Sergeant Williams shook his head. “A gasket blew on the generator fuel pump when switching from one tank to another. Eighty big hospitals in the city, plus hundreds of clinics, are all gonna come crashing down soon. We’re near three days in—even without equipment failure, none of them have reserves to last past five days on generator, and there’s little refueling in sight.”
He dunked his bread into the soup.
“Worst is the water. DEP shut down tunnels two and three out at Hillview Reservoir when a system malfunction said sewage had spilled over, but when they found it was just a glitch, they couldn’t open the tunnels again. Pure genius. Control systems are screwed, or some such nonsense.”
“Can’t they do something?”
“Ninety percent of city water flows in from there. They’re going to have to blow the tunnel controls, but even then, with no flowing water for a few days at these temperatures, the smaller pipes are probably frozen up already. Not long till people start hacking into the ice on the East River to drink that polluted slop. Eight million people on this island are going to die of thirst before they freeze to death.”
I stopped eating my soup and put both feet back on the ground, despite the pain it sent shooting up my legs.
“So where’s the cavalry?”
“FEMA?” he laughed, but then stopped himself. “They’re doing their damnedest, but there’s no contingency for rescuing sixty million people. Networks are all down, and they can’t even find their people or equipment. Boston is as bad as us, add a frozen storm surge when that nor’easter hit, and more of the same story in Hartford, Philly, Baltimore.”
“Didn’t the president order the military in?”
He laughed again. “Even Washington is up this creek, son. We haven’t heard anything from there the last day or two, like they’ve dropped into a black hole. Starting with the bird flu scare, the entire country’s been thrown into chaos. At least from what we hear, and that’s damned little.”

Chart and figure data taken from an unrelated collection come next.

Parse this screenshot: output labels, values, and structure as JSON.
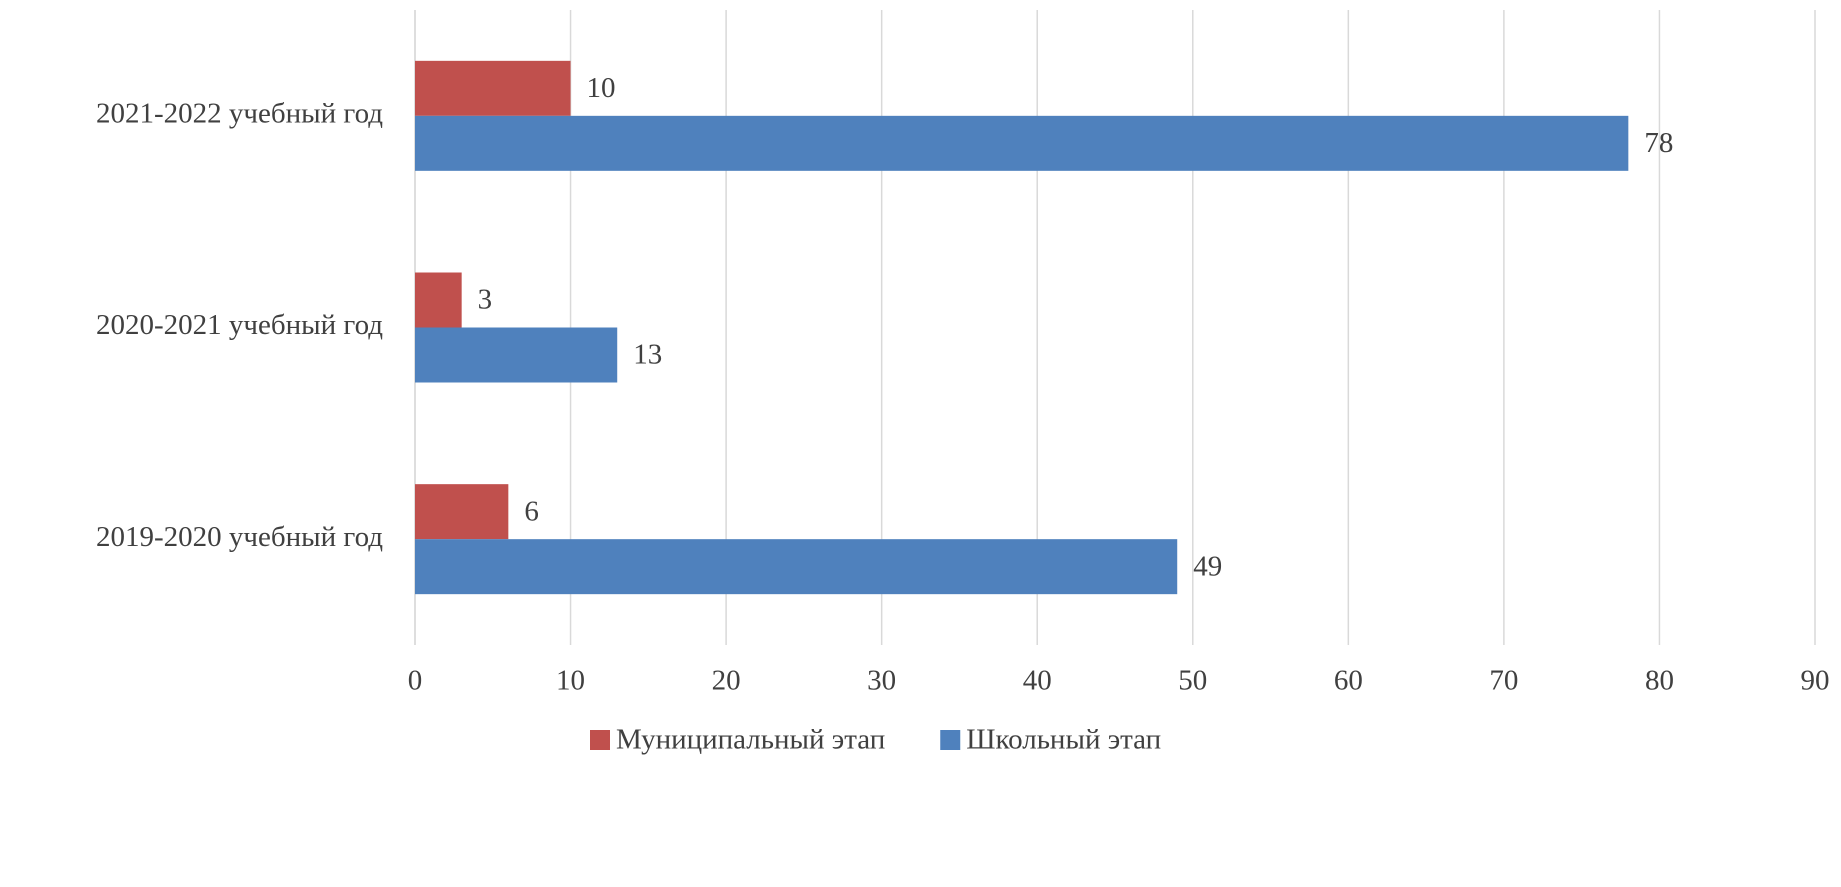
{
  "chart_data": {
    "type": "hbar",
    "categories": [
      "2019-2020 учебный год",
      "2020-2021 учебный год",
      "2021-2022 учебный год"
    ],
    "series": [
      {
        "name": "Муниципальный этап",
        "color": "#c0504d",
        "values": [
          6,
          3,
          10
        ]
      },
      {
        "name": "Школьный этап",
        "color": "#4f81bd",
        "values": [
          49,
          13,
          78
        ]
      }
    ],
    "xlim": [
      0,
      90
    ],
    "xticks": [
      0,
      10,
      20,
      30,
      40,
      50,
      60,
      70,
      80,
      90
    ],
    "grid": true,
    "legend": "bottom"
  }
}
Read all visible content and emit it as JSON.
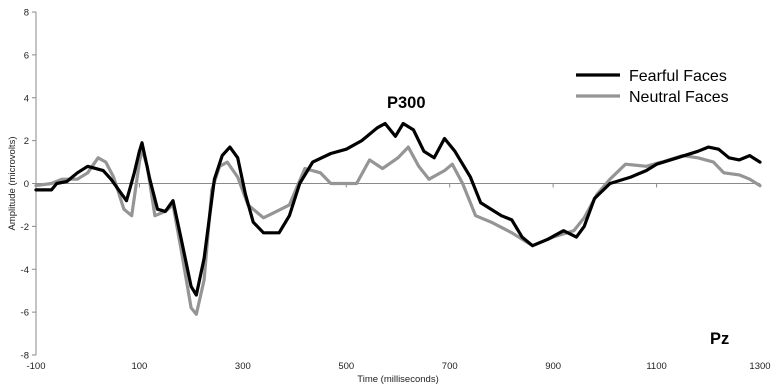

“Have you even seen the military?”
He nodded. “They appeared, but they have their knickers in a twist over the unidentified targets, thinking we’re in some kind of new drone war and now cranked up on DEFCON 2 to protect a country that’s disintegrating behind the fences. Idiots are getting set to launch a war on the other side of the world while we starve and freeze over here. Nobody still has any idea what the hell happened.”
“But somebody’s done something.”
“Yeah,
somebody
has done something.”
I looked around the crowded room. “I’ve got my family here. Should we get out, get to an evacuation center?”
“Evacuate to where? It’s a frozen wasteland out there, and even if you had somewhere to go, how would you get there?”